“But even for the faith follower, a basic level of intellectual understanding is indispensable to spiritual progress, and this is something Nāgārjuna goes on to illustrate later in the Precious Garland. It is not enough to store up merit by making offerings to shrines and stūpas, by chanting the sacred scriptures, or even by moral action. You have to engage with the deeper truth of things, and this must involve the intellect as well as the emotions, wisdom as well as faith. Ultimately we are looking for a quality of wisdom that supersedes conventional understanding. The term wisdom is therefore open to misunderstanding if it is distinguished from faith in too rigid a way. Wisdom is not a cognitive as distinct from an emotional faculty. One cannot speak of wisdom in terms either of ‘knowing’ or of ‘feeling’. It is both, once it is experienced at a high enough level. It is an intuitive understanding and also an intuitive feeling. In other words, at a higher level there is no real distinction between faith and wisdom, or devotion and understanding. They are not experienced separately or even jointly. It is comparable to the experience of being deeply engaged in a conversation. You are thinking and feeling at the same time, and it is not possible to distinguish between the two: the thought is the feeling and the feeling is the thought. The attainment of wisdom is like this, albeit at a much higher level.
So Nāgārjuna’s aim in the Precious Garland is not to generate an understanding of the Dharma in the king, but to generate the Dharma itself, just as the Buddha is described not as speaking about the Dharma, but as speaking Dharma. Nāgārjuna doesn’t want to talk about the truth. He wants to awaken the truth. He is reminding the king of his inherent potential for Enlightenment, for establishing the practices and becoming thereby a vessel of the Dharma.

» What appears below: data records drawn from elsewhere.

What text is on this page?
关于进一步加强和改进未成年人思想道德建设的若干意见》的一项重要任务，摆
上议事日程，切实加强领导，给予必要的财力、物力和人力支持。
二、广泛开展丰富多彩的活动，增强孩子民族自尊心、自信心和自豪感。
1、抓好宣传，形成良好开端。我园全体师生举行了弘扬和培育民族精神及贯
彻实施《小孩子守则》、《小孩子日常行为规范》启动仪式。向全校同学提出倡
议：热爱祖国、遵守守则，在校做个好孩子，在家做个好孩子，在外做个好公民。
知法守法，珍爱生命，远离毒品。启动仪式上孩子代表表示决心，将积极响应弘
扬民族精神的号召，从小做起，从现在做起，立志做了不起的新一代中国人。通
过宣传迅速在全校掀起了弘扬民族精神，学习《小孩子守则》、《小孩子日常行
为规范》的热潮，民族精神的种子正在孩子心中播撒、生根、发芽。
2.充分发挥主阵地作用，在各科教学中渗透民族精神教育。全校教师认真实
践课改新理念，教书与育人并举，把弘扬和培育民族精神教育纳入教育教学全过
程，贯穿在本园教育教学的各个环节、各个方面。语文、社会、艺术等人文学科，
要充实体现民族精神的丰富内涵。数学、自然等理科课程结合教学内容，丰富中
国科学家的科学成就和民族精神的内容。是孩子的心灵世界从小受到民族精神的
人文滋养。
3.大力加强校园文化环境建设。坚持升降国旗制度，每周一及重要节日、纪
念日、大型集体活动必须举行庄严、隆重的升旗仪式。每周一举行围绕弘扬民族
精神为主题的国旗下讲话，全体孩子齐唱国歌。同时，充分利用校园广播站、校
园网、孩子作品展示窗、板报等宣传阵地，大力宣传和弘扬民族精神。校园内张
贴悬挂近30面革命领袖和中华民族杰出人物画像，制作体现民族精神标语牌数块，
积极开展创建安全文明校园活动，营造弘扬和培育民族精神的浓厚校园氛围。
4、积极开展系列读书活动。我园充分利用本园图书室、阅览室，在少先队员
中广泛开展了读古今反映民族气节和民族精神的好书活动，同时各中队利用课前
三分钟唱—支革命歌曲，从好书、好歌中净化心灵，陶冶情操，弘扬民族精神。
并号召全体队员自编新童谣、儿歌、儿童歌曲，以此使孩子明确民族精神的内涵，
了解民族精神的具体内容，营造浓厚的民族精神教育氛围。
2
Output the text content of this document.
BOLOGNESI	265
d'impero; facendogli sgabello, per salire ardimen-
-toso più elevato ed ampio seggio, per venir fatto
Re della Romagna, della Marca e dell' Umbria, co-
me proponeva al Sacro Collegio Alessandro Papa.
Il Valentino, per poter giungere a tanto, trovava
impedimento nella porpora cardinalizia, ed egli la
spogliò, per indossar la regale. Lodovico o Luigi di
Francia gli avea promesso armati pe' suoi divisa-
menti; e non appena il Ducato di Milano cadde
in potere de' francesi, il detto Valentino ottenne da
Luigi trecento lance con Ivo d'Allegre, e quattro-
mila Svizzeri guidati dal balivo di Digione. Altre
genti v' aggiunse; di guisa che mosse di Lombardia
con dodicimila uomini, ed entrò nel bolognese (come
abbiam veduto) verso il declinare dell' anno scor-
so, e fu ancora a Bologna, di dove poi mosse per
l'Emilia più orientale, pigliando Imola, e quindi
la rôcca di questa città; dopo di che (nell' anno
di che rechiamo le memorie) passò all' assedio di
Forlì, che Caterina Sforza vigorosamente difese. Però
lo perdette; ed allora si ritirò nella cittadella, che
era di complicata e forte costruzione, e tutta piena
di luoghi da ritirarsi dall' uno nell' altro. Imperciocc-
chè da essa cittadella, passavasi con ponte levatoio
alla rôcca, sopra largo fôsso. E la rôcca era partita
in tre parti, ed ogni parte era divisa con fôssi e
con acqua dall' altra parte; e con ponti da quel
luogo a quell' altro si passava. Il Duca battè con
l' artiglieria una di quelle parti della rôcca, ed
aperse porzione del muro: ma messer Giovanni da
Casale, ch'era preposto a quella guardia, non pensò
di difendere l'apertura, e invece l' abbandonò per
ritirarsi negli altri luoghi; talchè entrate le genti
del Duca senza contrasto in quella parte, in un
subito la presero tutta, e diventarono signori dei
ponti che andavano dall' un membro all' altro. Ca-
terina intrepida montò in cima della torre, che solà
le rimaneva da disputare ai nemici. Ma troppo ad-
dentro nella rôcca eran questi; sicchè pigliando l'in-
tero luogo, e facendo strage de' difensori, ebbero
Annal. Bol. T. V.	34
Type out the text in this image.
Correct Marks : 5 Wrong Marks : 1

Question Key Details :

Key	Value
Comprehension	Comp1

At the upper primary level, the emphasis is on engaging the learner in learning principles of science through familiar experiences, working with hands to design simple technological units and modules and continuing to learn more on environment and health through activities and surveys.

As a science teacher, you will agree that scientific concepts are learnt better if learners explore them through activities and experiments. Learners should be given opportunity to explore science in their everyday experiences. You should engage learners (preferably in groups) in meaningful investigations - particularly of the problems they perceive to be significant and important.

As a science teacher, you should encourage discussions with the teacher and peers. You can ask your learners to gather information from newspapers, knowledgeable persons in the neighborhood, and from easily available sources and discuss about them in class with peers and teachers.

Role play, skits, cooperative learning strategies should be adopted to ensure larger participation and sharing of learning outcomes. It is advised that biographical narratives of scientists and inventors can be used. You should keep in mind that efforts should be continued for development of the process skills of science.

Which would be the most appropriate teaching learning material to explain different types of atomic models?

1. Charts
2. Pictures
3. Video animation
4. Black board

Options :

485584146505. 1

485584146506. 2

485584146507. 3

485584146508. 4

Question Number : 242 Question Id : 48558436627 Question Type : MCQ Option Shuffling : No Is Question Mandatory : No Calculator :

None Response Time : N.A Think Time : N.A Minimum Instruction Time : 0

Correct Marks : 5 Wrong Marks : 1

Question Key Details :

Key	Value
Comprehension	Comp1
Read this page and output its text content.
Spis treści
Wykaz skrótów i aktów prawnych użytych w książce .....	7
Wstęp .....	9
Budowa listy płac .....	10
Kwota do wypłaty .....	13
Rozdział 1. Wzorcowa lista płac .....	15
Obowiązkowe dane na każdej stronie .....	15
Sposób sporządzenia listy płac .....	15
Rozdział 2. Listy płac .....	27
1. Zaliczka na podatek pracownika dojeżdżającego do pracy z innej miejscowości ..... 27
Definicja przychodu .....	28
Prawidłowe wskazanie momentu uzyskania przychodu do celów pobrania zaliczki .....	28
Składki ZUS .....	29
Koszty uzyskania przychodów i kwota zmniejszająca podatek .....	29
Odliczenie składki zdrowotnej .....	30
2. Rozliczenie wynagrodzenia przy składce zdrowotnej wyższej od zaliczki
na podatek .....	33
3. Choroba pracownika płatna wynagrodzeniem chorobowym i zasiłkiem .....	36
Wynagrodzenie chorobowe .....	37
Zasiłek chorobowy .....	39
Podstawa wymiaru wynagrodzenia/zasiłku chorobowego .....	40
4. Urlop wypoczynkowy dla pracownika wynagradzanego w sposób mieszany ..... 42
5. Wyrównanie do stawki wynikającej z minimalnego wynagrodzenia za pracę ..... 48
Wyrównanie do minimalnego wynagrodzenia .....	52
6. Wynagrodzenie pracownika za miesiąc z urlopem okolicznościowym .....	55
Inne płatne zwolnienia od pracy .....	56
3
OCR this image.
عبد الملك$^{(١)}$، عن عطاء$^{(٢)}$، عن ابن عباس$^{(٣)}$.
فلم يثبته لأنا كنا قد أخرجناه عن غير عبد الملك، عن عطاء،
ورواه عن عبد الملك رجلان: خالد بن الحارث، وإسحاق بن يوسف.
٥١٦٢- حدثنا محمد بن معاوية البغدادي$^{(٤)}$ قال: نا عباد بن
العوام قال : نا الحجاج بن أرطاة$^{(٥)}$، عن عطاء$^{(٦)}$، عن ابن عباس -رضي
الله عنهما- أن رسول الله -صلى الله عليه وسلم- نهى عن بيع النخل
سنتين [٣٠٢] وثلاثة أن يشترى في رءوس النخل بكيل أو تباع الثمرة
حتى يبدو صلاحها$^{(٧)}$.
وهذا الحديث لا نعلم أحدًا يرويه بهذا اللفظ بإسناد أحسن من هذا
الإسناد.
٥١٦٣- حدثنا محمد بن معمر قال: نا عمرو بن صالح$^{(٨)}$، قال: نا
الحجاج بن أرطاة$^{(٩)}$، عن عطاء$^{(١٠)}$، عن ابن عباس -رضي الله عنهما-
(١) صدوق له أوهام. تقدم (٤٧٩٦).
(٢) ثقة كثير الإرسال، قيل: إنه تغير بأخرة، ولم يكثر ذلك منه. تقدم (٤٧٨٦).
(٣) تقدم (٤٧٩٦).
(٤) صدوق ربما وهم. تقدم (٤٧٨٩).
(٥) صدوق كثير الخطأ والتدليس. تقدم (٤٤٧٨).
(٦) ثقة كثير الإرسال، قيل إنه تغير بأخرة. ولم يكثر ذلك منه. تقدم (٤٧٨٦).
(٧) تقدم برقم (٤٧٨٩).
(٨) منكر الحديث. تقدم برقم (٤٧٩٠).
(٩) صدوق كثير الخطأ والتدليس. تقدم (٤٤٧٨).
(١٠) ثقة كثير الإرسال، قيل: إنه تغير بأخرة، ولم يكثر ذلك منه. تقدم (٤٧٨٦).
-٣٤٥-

Through faith one relies on the practices,
Through wisdom one truly knows,
Of these two, wisdom is the chief,
Faith is its prerequisite.
To summarize this verse: it is through faith that you are able to commit yourself to the practices and it is through the practices that you achieve high status. It is then through wisdom that you attain definite goodness and break the hold on your mind of the desire for happiness and high status.
Nāgārjuna’s interpretation of faith here seems to be pitched at quite a low level; he seems to be suggesting that it is relatively unimportant compared with wisdom. It is true that the word ‘wisdom’ implies intellectual cognition, and by definition gives the emotional side of things less emphasis. But to think of it in this way is to miss the heart of the matter. To understand the true relationship between faith and wisdom we do well to consider the teaching of the five spiritual faculties. Here, faith and wisdom are equal and coordinate, each balancing the other, without any suggestion that faith is somehow less important than wisdom. Following this teaching, one cannot say that wisdom is the ‘chief’ over faith any more than faith is the ‘chief’ over wisdom. One might just as well say that wisdom is the prerequisite of faith as that faith is the prerequisite of wisdom.”